Jumat, 11 Desember 2015

Secangkir Senja

Selamat senja, kekasih.
Silahkan diminum kopi buatanku.
Kopi ini merupakan sisa-sisa kenangan kita yang pahit,
yang kuseduh dengan tetesan air hujan
yang berjatuhan dari bawah alis matamu.
Nikmatilah kopiku,
sambil kita memandangi mentari
yang perlahan-lahan sedang menenggelamkan jasadnya.
Tanpa perlu lagi kita saling berdebat
tentang bayangan siapa di antara kita yang lebih dulu lenyap.

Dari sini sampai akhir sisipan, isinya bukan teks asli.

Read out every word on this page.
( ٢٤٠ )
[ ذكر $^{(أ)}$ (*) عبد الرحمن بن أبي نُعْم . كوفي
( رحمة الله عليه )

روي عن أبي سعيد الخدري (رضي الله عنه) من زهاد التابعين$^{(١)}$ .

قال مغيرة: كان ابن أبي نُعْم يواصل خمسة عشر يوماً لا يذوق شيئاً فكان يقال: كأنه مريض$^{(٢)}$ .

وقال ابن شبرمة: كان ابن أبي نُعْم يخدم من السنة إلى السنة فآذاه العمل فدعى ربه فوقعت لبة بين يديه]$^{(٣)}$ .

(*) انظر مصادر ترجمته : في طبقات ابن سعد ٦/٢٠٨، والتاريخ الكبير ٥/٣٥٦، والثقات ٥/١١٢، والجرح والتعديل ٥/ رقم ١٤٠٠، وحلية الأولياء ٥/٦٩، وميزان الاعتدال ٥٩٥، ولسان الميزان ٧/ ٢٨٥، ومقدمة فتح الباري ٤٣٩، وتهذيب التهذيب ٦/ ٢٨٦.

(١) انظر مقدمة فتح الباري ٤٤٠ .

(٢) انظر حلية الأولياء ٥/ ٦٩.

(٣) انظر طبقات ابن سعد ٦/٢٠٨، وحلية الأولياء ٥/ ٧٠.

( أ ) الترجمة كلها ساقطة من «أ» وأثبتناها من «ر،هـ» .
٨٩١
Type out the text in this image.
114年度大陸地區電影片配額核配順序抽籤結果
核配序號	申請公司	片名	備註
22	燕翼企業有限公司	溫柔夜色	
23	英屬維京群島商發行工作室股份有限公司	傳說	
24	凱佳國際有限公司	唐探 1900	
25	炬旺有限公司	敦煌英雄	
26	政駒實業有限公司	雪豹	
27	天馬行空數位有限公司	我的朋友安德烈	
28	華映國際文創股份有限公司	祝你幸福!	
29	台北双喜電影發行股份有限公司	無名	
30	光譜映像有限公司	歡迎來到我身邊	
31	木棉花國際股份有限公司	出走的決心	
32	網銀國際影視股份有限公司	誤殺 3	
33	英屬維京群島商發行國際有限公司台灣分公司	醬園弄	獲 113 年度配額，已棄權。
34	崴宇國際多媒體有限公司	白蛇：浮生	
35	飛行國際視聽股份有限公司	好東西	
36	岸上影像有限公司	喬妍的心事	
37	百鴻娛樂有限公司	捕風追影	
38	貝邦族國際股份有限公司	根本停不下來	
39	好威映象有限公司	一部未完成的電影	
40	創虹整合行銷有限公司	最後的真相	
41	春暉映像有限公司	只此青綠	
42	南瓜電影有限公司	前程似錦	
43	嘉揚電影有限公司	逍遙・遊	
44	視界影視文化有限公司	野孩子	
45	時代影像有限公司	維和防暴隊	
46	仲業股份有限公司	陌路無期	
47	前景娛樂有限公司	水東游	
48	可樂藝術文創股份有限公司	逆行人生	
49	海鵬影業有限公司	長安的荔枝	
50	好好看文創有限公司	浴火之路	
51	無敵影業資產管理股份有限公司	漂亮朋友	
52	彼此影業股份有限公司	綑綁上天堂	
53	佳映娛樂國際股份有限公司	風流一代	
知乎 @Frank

Nikmatilah kopiku, kekasih.
Sampai nanti langit tak lagi
memancarkan fotosfer senja,
dan kamu tak lagi bisa bertingkah manja
kepadaku, kepada bahuku, kepada bibirku.
Lepaskanlah keresahanmu, kekasih.
Biarkan kita saling berpaling,
sebab kini semua cerita tentang kita telah sirna
diterpa hembusan angin khayal.
Tanpa perlu lagi kita saling berdebat
tentang cinta siapa di antara kita yang lebih dulu lenyap.

Nikmatilah pahitku, kekasih.
Agar kau tak lagi ragu untuk melepasku.
Melepas kata-kata dalam sajakku,
dan meletakkannya ke dalam cangkir kopimu.
Rona merah di langit senja ini,
rasa lelah tak terbendung lagi.
Bila malam nanti kau rasa begitu senyap,
Jangan lagi kau nanti bayanganku
yang telah ikut tenggelam bersama mentari senja.
Aku tak akan pernah bangun lagi, kekasih.
Aku tak akan pernah kembali bersama mentari pagi
yang selalu kau nanti sepanjang malam ini.
Aku tak akan kembali lagi.
Kenanglah aku di dalam secangkir kopi.
Kenanglah aku sebagai cinta yang telah mati.

(2015)


NISKALA

Pada suatu subuh aku mengenang kepergianmu.
Airmataku menjelma embun pagi yang menetes di antara dahan dan dedaunan,
lalu menguap seketika matahari menjelang dan membentuk lukisan
di antara perpaduan awan.
Pada akhirnya, airmataku menjelma hujan
yang menghasilkan genangan
di dalam kelopak mata kamu.
Genangan-genangan kenangan.
Ingin sekali aku mengumpulkan genangan kenangan itu.
Namun sayang, kini kelopak matamu
tak akan pernah bisa terbuka lagi.

(2015)



Pacar Posesif Paling Sadis

Kau bagai induk ayam
yang berwajah muram
ketika mengetahui anak-anakmu
diganggu oleh sekawanan yang bukan kelompokmu.

Dan aku ibarat anak ayam,
semakin hari semakin suram.
Kala tak mampu membendung egomu,
bagai belati mengoyak kebebasan semu.

Pacar posesif paling sadis,
di antara hubungan yang semakin miris,
ketika kutemui kau menangis,
di antara alam dan hutan yang semakin terkikis.

Pacar posesif paling sadis,
kelak waktu kita akan habis,
takkan kuhentikan desahan-desahan tangis,
yang merambat di wajahmu yang manis.